In March 2018 Rebecca Morrison, class teacher of primary 2 at Beancross PS began looking at ways to help her pupils make more progress in their reading. After attending a CPD session which explored enjoyment and choice in reading, Rebecca decided to make links with the local library and to involve parents who wanted to help progress their children’s reading.
With the support of her head teacher, Rebecca initially checked that Grangemouth Public Library could accommodate class visits by her pupils. The next step was to set dates which suited the library and her children’s parents. Parents were invited to join in with monthly visits to the library to read with their children, help them select books and generally promote reading and the use of the library.
So far the visits have been well attended by parents and pupils have been very enthusiastic about this shared reading experience. Some parents have become members of the library as a result of this initiative. Pupils borrow a book from the library each time they visit, returning it the following time – they really enjoy having access to the huge range of books available in the public library.
Yvonne McBlain, curriculum support teacher with Falkirk Children’s Services joined the class visit on the morning of 29th May 2019, and spoke to the children, parents, carers and grandparents attending. She asked the children how they felt about the library visits:
Kayden said “Happy. I like going to the library, I’ve been every month since I started primary 2. I read more and I enjoy getting new books.”
Hannah likes the visits because “there’s lots of books close together and I can choose anything I want.”
Siobhan said “I feel good going to the library and I enjoy that you get new books every month. It helps with my reading and sounding out words. I like getting them (right) and if I’m not sure I can ask.”

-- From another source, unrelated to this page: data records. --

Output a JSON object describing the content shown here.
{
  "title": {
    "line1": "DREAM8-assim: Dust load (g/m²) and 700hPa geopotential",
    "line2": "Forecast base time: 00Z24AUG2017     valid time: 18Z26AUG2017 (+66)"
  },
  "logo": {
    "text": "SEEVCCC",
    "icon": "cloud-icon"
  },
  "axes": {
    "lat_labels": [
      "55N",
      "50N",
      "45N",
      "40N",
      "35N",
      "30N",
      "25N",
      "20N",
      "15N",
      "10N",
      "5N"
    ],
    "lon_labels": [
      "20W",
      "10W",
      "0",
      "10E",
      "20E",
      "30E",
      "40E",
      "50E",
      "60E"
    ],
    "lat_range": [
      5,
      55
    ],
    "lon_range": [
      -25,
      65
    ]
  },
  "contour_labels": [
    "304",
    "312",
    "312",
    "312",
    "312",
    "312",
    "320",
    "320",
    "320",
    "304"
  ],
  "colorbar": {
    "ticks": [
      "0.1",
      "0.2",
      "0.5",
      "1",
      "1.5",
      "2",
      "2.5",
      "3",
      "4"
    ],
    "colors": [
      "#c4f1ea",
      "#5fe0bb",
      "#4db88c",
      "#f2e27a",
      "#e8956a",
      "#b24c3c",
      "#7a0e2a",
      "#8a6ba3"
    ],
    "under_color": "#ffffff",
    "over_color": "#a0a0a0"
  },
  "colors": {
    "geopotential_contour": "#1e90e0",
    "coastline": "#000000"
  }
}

One of the mums said “It’s really good for them to be able to come down to pick a book they can read in school – the visits help them become more independent.” Mr Finlayson joined his grandson to read, commenting that “He reads all the time and has been coming to the library since he was 18 months old – it definitely has paid dividends for his reading.” Mums Jennifer and Emma feel that the visits are a very valuable experience for the children who hadn’t been to the library before. They suggested that the visits really encourage reading as well as offering a valuable opportunity to walk from school, getting fresh air, exercise and learning safe routes around their town. This was dad James’ first time being part of the library visit, and he explained that his child “seems to be enjoying it – it’s nice to see them coming to the library.”
Rebecca has been liaising with Grant, the librarian to arrange the visits and as soon as he and his colleagues had completed the mammoth task of checking out the books, Yvonne also gathered his thoughts: “We love having the kids in the library – they are the future and it’s great that they are getting into reading and literature. We have our Summer Challenge coming up (click here for more information) and it’s great that we have such good relationships with the primary schools in Grangemouth.
The enjoyment of the children was obvious during their visit, with final selection and stamping of books being particularly exciting – as can be seen from the photos.
Rebecca has observed that combining her teaching of reading in the classroom with monthly visits to the public library with parents has helped her pupils’ reading in the following ways:
- pupils willingly choose to read for pleasure during opportunities for free choice in class
- they are eager to look at and read each others’ books (they have read more books!)
- the number of pupils who read at home has increased
- parents are reading with their children more frequently than before
- pupils who previously struggled with fluency and comprehension have improved these skills – some of them have made very significant progress
Rebecca will continue to develop this work next session through an approach called practitioner inquiry where research and more formal data measures will help her evaluate just how much difference this reading intervention makes.